Which taxpayers pay, and how much?
The first effect of the wage increase is on its recipients who will pay federal and provincial income taxes on their added income. The PBO data indicate the recipients are in the second income tax brackets, both federally and provincially. Therefore, their marginal tax rate would be 20.5% federally and 9.15% provincially if, for example, they all lived in Ontario, and income taxes on their additional income will be $141 million, ($477 x 29.65%). If everyone lived in Quebec, it would be $193 million ($477 x 40.5%).
While the actual figure will depend on the home province of the women receiving the pay equity adjustment, the point is that the recipients themselves will immediately finance roughly one-third of the cost.
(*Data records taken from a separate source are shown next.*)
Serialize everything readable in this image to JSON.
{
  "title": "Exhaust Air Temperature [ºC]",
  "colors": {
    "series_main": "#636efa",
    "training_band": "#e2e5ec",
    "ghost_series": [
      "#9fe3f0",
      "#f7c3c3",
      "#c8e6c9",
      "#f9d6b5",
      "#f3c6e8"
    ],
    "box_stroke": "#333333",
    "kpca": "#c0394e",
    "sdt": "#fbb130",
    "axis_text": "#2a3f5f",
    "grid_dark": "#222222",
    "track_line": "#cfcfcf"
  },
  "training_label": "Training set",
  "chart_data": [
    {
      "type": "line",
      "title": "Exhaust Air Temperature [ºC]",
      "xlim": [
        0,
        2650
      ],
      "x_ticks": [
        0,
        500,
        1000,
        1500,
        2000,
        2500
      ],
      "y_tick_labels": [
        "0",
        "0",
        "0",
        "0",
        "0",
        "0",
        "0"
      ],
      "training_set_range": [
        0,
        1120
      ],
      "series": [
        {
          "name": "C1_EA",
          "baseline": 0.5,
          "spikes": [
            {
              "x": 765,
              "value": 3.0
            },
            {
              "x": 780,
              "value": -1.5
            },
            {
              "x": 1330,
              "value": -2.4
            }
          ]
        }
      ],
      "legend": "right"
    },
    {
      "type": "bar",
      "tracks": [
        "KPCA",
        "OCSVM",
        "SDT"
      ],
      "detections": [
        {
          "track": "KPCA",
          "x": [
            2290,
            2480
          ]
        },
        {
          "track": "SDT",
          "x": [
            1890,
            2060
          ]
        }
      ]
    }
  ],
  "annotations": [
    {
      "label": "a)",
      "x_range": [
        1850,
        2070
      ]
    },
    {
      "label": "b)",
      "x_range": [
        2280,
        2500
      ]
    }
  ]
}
Second, there are significant spin-off effects from the pay raise; people will spend a large part of their additional after-tax incomes, much of it locally. Of course, those who see an increase in their tax rate to cover the remaining $284 to $336 million (using the examples of Quebec and Ontario above) may cut back their expenditures, but not by as much as the lower-paid women whose consumption will increase. This net increase in consumption expenditures will create more jobs and more income and sales tax revenue, federally and provincially.
What about the “other expenses”?
The PBO estimates there will be $144 million of additional expenditures on “increased pension and other employee benefits contributions.” No information is provided on the nature of these programs.
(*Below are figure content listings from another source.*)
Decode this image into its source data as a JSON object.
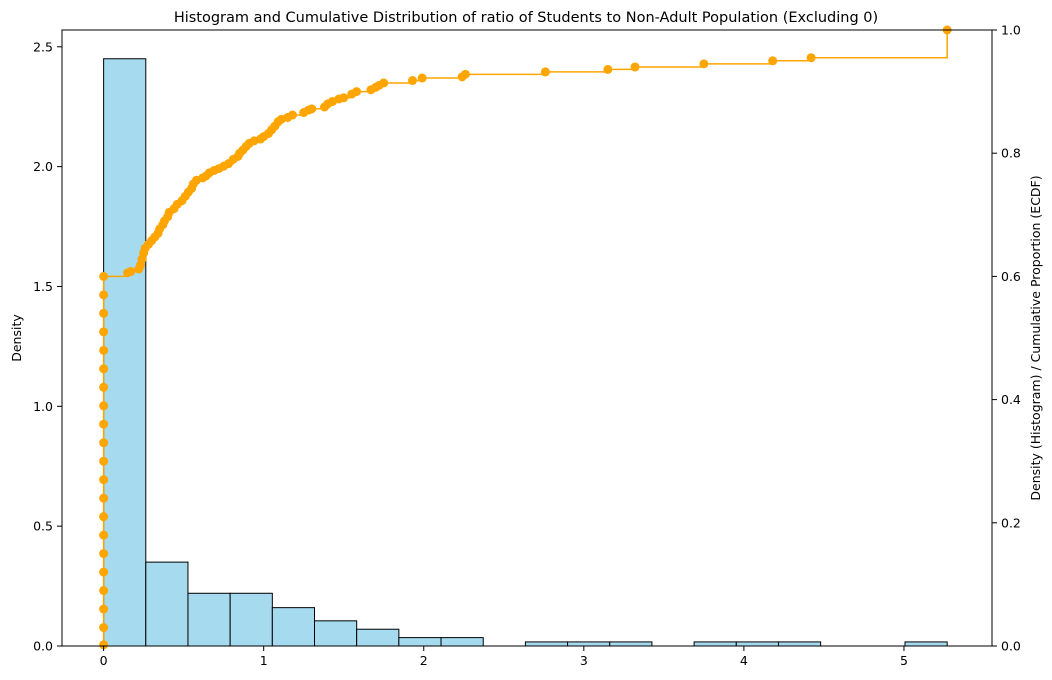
{
  "chart_data": {
    "type": "bar",
    "title": "Histogram and Cumulative Distribution of ratio of Students to Non-Adult Population (Excluding 0)",
    "ylabel": "Density",
    "y2label": "Density (Histogram) / Cumulative Proportion (ECDF)",
    "xlim": [
      -0.26,
      5.55
    ],
    "ylim": [
      0,
      2.57
    ],
    "y2lim": [
      0,
      1.0
    ],
    "x_ticks": [
      0,
      1,
      2,
      3,
      4,
      5
    ],
    "y_ticks": [
      0.0,
      0.5,
      1.0,
      1.5,
      2.0,
      2.5
    ],
    "y2_ticks": [
      0.0,
      0.2,
      0.4,
      0.6,
      0.8,
      1.0
    ],
    "histogram": {
      "bin_width": 0.2635,
      "bin_edges": [
        0.0,
        0.2635,
        0.527,
        0.7905,
        1.054,
        1.3175,
        1.581,
        1.8445,
        2.108,
        2.3715,
        2.635,
        2.8985,
        3.162,
        3.4255,
        3.689,
        3.9525,
        4.216,
        4.4795,
        4.743,
        5.0065,
        5.27
      ],
      "values": [
        2.45,
        0.35,
        0.22,
        0.22,
        0.16,
        0.105,
        0.07,
        0.035,
        0.035,
        0,
        0.017,
        0.017,
        0.017,
        0,
        0.017,
        0.017,
        0.017,
        0,
        0,
        0.017
      ],
      "fill": "#a6dbef",
      "edge": "#000000"
    },
    "ecdf": {
      "color": "#ffa500",
      "points": [
        [
          0.0,
          0.002
        ],
        [
          0.0,
          0.03
        ],
        [
          0.0,
          0.06
        ],
        [
          0.0,
          0.09
        ],
        [
          0.0,
          0.12
        ],
        [
          0.0,
          0.15
        ],
        [
          0.0,
          0.18
        ],
        [
          0.0,
          0.21
        ],
        [
          0.0,
          0.24
        ],
        [
          0.0,
          0.27
        ],
        [
          0.0,
          0.3
        ],
        [
          0.0,
          0.33
        ],
        [
          0.0,
          0.36
        ],
        [
          0.0,
          0.39
        ],
        [
          0.0,
          0.42
        ],
        [
          0.0,
          0.45
        ],
        [
          0.0,
          0.48
        ],
        [
          0.0,
          0.51
        ],
        [
          0.0,
          0.54
        ],
        [
          0.0,
          0.57
        ],
        [
          0.0,
          0.6
        ],
        [
          0.15,
          0.606
        ],
        [
          0.17,
          0.608
        ],
        [
          0.22,
          0.612
        ],
        [
          0.23,
          0.618
        ],
        [
          0.24,
          0.628
        ],
        [
          0.25,
          0.638
        ],
        [
          0.26,
          0.646
        ],
        [
          0.28,
          0.652
        ],
        [
          0.3,
          0.658
        ],
        [
          0.32,
          0.664
        ],
        [
          0.34,
          0.67
        ],
        [
          0.35,
          0.677
        ],
        [
          0.37,
          0.684
        ],
        [
          0.38,
          0.69
        ],
        [
          0.4,
          0.697
        ],
        [
          0.41,
          0.704
        ],
        [
          0.44,
          0.71
        ],
        [
          0.46,
          0.717
        ],
        [
          0.49,
          0.723
        ],
        [
          0.51,
          0.73
        ],
        [
          0.53,
          0.737
        ],
        [
          0.55,
          0.743
        ],
        [
          0.56,
          0.75
        ],
        [
          0.58,
          0.756
        ],
        [
          0.62,
          0.76
        ],
        [
          0.64,
          0.763
        ],
        [
          0.66,
          0.768
        ],
        [
          0.69,
          0.772
        ],
        [
          0.72,
          0.775
        ],
        [
          0.75,
          0.779
        ],
        [
          0.78,
          0.783
        ],
        [
          0.81,
          0.79
        ],
        [
          0.84,
          0.795
        ],
        [
          0.85,
          0.8
        ],
        [
          0.87,
          0.805
        ],
        [
          0.89,
          0.811
        ],
        [
          0.91,
          0.816
        ],
        [
          0.94,
          0.82
        ],
        [
          0.98,
          0.823
        ],
        [
          1.0,
          0.827
        ],
        [
          1.03,
          0.832
        ],
        [
          1.05,
          0.838
        ],
        [
          1.07,
          0.844
        ],
        [
          1.09,
          0.851
        ],
        [
          1.11,
          0.855
        ],
        [
          1.15,
          0.858
        ],
        [
          1.18,
          0.862
        ],
        [
          1.25,
          0.866
        ],
        [
          1.28,
          0.87
        ],
        [
          1.3,
          0.872
        ],
        [
          1.38,
          0.875
        ],
        [
          1.4,
          0.88
        ],
        [
          1.43,
          0.884
        ],
        [
          1.47,
          0.888
        ],
        [
          1.5,
          0.89
        ],
        [
          1.55,
          0.896
        ],
        [
          1.58,
          0.9
        ],
        [
          1.67,
          0.903
        ],
        [
          1.7,
          0.907
        ],
        [
          1.72,
          0.91
        ],
        [
          1.75,
          0.914
        ],
        [
          1.93,
          0.918
        ],
        [
          1.99,
          0.922
        ],
        [
          2.24,
          0.924
        ],
        [
          2.26,
          0.928
        ],
        [
          2.76,
          0.932
        ],
        [
          3.15,
          0.936
        ],
        [
          3.32,
          0.94
        ],
        [
          3.75,
          0.945
        ],
        [
          4.18,
          0.95
        ],
        [
          4.42,
          0.955
        ],
        [
          5.27,
          1.0
        ]
      ]
    }
  }
}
The budget implications of these additional expenditures is complicated. If the benefits are shared-cost programs, then there will be a further levy against the increased incomes. Are there upper limits on the contributions of the employee but not the employer? Even if only the government (and not the recipients) has additional salary-determined expenses, do these funds go into a government pension or other plan? What spin-offs will be generated by these additional expenditures? None of these issues is addressed by the PBO.
The importance of unpacking this particular expenditure increase applies to all government spending, such as the billions spent on COVID-related measures. In the case of income support, such as employment insurance or COVID-19 emergency benefits, the costs of these programs are actually less than the stated expenditures as they cushion the extent of the drop in economic activity and in tax revenues while extending critical support to millions.
Moreover, some program expenditures will have net positive tax implications. Quebec’s subsidies for early childhood education actually generate increased federal and provincial tax revenues of $1.79 for every $1 of subsidy.
What are the additional benefits of pay equity legislation?
Although the Pay Equity Act covers industries which are federally regulated (such as banking, telecoms, and airlines), governments moving forward with proactive pay equity put pressure on the private sector to follow suit, out of principle—it is the right thing to do—or because it becomes harder for them to hire women if they retain gender discrimination in pay levels.
It is crucial to understand the difference between budget expenditures and their tax implications. By the same token, to avoid superficial interpretations and misleading coverage, any fiscal analysis from the Parliamentary Budget Officer should always include the revenue effects of expenditure changes as well.
Michael Bradfield is a retired Dalhousie Economics professor and Research Associate with the Nova Scotia office of the Canadian Centre for Policy Alternatives.